In contrast to the NSAIDs commonly prescribed arthritis sufferers, CT3 did not cause ulcers at therapeutically effective doses. Moreover, it does not depress respiration, produce dependence, induce body weight loss, or cause mutations, as many commonly prescribed drugs do. Studies on its mechanism of action are currently underway, with cytokine synthesis one of the pathways being studied.

Cannabis may also help combat rheumatoid arthritis through its well-recognized immune-modulation properties.52 Rheumatoid arthritis is characterized by dysregulation of the immune system in response to an initial infection or trauma. Over-activity of the immune system's B-cells causes antibodies to attack and destroy the synovial tissues located in the joint.

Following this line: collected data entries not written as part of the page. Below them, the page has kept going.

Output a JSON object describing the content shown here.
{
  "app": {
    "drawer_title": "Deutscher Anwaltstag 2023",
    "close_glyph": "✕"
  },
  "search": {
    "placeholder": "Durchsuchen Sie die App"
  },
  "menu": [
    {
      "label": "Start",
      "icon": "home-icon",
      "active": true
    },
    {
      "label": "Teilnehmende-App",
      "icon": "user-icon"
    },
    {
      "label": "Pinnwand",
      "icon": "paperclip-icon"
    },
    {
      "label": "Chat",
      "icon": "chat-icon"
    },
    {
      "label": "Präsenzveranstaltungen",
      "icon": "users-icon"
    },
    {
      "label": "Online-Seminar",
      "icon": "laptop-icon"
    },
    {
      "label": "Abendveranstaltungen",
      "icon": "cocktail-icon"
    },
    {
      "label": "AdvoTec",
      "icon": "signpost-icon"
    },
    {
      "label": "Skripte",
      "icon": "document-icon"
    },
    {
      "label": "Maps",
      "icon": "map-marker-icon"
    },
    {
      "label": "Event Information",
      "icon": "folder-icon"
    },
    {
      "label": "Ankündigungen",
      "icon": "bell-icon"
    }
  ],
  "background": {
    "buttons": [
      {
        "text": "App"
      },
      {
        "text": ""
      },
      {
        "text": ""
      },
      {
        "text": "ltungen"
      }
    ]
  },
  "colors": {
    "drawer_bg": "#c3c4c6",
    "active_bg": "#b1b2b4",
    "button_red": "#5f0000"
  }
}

The immuno-modulatory properties of a group of fats found in cannabis, known as sterols and sterolins, have been used as natural alternatives to conventional rheumatoid arthritis treatments that employ highly toxic drugs to either suppress the entire immune response of the body or to palliate pain and the inflammatory process without correcting the underlying immune dysfunction. Cytokines play a role in either fuelling or suppressing the inflammation that causes damage in rheumatoid arthritis and some other diseases. The release of selected cytokines is impaired by cannabis, but the findings differ by cell type, experimental conditions, and especially the concentration of the cannabinoids examined.53-56 A sterol/sterolin combination has been experimentally demonstrated to reduce the secretion of the pro-inflammatory cytokines controlled by the TH2 helper cells and to increase the number of TH helper cells that regulate the secretion of antibodies from the B cells. This selective activation and inhibition of the immune system results is an effective control of the dysfunctional auto-immune response.

Similarly, ajulemic acid (another non-psychoactive cannabinoid) has been found to reduce joint tissue damage in rats with adjuvant arthritis.57 Tests on human tissue done in vitro showed a 50% suppression of one of the body's chemicals (interleukin-1beta) central to the progression of inflammation and joint tissue injury in patients with rheumatoid arthritis.